BoozeCourtlandRichmondCityCouncil2012-06-11.jpg “One vocal opponent of the tax is Courtland Boozé, a City Council member who calls it a hardship on poor people.” Source of caption and photo: online version of the NYT article quoted and cited below.

(p. 14) Even here at a sweaty Zumba class sponsored by a nonprofit group called Weigh of Life, the city’s proposal for a one-cent-per-ounce tax on sugar-sweetened beverages, which is to appear on the November ballot, meets up against the hard realities of residents’ lives.

“What don’t I have?” asked Rita Cerda, a longtime soda devotee, ticking off her ailments, including diabetes, high blood pressure and asthma. She is also overweight.
“I have problems drinking water,” she said. “I don’t like water.”
The proposed tax, a license fee on businesses selling sweetened drinks, would require owners of bodegas, theaters, convenience stores and other outlets to tally ounces sold and, presumably, pass the cost on to customers.
. . .
Courtland Boozé is a City Council member and a vocal opponent of the soda tax. “We are primarily an economically suppressed community,” he said. “It will be a huge hardship.
“I eat sweet potato pie and candied yams,” continued Mr. Boozé, who is from Louisiana. “And what about cupcakes? Are they going to tax those?”
The city’s Chamber of Commerce is also opposed to the tax. A group fighting the tax that includes the beverage industry has begun dropping off “Community Coalition Against Beverage Taxes” placards at La Flore de Jalisco Market, a small, cheerful grocery store where soda bottles in dozens of hues match the colorful piñatas hanging from the ceiling.
. . .
Charles Finnie, known as Chuck, a vice president of BMWL, a San Francisco lobbying firm, called the tax “an administrative nightmare for local businesses” that would also put them at a competitive disadvantage, with customers opting for cheaper soda in nearby cities.
. . .
At the RYSE Youth Center, founded 12 years ago after the killing of four high school students, the soda issue seemed both close to the heart and far away.

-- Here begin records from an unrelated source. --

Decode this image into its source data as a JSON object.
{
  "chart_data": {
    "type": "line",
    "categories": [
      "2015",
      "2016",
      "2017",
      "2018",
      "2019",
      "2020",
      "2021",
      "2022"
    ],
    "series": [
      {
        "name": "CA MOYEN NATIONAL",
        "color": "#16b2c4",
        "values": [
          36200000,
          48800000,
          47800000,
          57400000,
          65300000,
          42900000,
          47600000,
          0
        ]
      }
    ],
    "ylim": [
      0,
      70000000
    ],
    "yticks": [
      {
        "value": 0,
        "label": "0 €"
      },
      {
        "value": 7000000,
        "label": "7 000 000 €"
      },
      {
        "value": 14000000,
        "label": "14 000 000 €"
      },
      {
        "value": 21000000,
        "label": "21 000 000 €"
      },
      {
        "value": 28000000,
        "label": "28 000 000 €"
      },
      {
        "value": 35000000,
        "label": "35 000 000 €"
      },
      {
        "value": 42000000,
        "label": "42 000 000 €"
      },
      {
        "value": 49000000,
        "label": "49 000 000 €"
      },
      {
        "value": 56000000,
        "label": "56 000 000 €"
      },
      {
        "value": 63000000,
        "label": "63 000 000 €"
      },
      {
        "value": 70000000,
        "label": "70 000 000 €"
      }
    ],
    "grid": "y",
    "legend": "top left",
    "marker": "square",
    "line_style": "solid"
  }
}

Kayla Miller, an 18-year-old college freshman, said that if complexion problems from too much sugar would not deter her friends from drinking sodas, neither would a tax.

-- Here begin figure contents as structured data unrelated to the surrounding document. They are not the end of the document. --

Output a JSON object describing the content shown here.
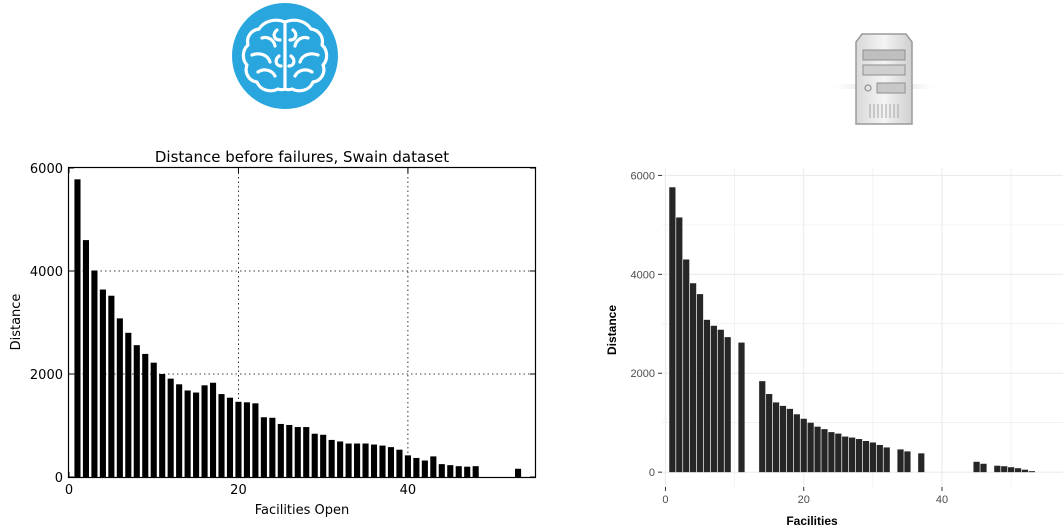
{
  "colors": {
    "brain_circle": "#2aa6df",
    "bar": "#000000",
    "bar_right": "#262626",
    "grid_right": "#ebebeb",
    "tick_text_right": "#4d4d4d"
  },
  "icons": {
    "left": "brain-icon",
    "right": "server-tower-icon"
  },
  "chart_data": [
    {
      "type": "bar",
      "title": "Distance before failures, Swain dataset",
      "xlabel": "Facilities Open",
      "ylabel": "Distance",
      "xlim": [
        0,
        55
      ],
      "ylim": [
        0,
        6000
      ],
      "xticks": [
        "0",
        "20",
        "40"
      ],
      "yticks": [
        "0",
        "2000",
        "4000",
        "6000"
      ],
      "grid": "dotted",
      "x": [
        1,
        2,
        3,
        4,
        5,
        6,
        7,
        8,
        9,
        10,
        11,
        12,
        13,
        14,
        15,
        16,
        17,
        18,
        19,
        20,
        21,
        22,
        23,
        24,
        25,
        26,
        27,
        28,
        29,
        30,
        31,
        32,
        33,
        34,
        35,
        36,
        37,
        38,
        39,
        40,
        41,
        42,
        43,
        44,
        45,
        46,
        47,
        48,
        53
      ],
      "values": [
        5780,
        4600,
        4010,
        3640,
        3520,
        3080,
        2800,
        2560,
        2390,
        2220,
        2000,
        1910,
        1800,
        1680,
        1640,
        1780,
        1830,
        1610,
        1540,
        1460,
        1450,
        1430,
        1160,
        1150,
        1030,
        1010,
        970,
        970,
        840,
        820,
        720,
        690,
        650,
        650,
        650,
        630,
        610,
        580,
        530,
        420,
        370,
        320,
        400,
        250,
        230,
        210,
        200,
        210,
        160
      ]
    },
    {
      "type": "bar",
      "title": "",
      "xlabel": "Facilities",
      "ylabel": "Distance",
      "xlim": [
        -0.5,
        57.5
      ],
      "ylim": [
        -300,
        6150
      ],
      "xticks": [
        "0",
        "20",
        "40"
      ],
      "yticks": [
        "0",
        "2000",
        "4000",
        "6000"
      ],
      "grid": "light",
      "x": [
        1,
        2,
        3,
        4,
        5,
        6,
        7,
        8,
        9,
        11,
        14,
        15,
        16,
        17,
        18,
        19,
        20,
        21,
        22,
        23,
        24,
        25,
        26,
        27,
        28,
        29,
        30,
        31,
        32,
        34,
        35,
        37,
        45,
        46,
        48,
        49,
        50,
        51,
        52,
        53
      ],
      "values": [
        5760,
        5150,
        4300,
        3820,
        3600,
        3080,
        2960,
        2880,
        2730,
        2620,
        1840,
        1580,
        1410,
        1340,
        1280,
        1170,
        1080,
        1000,
        920,
        870,
        810,
        780,
        720,
        700,
        670,
        630,
        600,
        550,
        500,
        460,
        420,
        380,
        210,
        170,
        130,
        120,
        100,
        80,
        50,
        20
      ]
    }
  ]
}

Shivneel Sen, 14, does not favor the tax but knows how the money should be spent if it passes.
“The police came heck of late,” he said, recalling the recent death of a best friend. “We need more of them.”
Kimberly Aceves, the center’s executive director, says that too often, the burden for making healthy choices falls unfairly on young people. Society may say “go exercise,” she said, “but if the community isn’t safe, how many kids are going to go out running?”
“Soda is bad for you,” Ms. Aceves said. “So is violence.”

For the full story, see:
PATRICIA LEIGH BROWN. “RICHMOND JOURNAL; Plan to Tax Soda Gets a Mixed Reception.” The New York Times, First Section (Sun., June 3, 2012): 14.
(Note: ellipses added.)
(Note: the online version of the article has the date June 2, 2012.)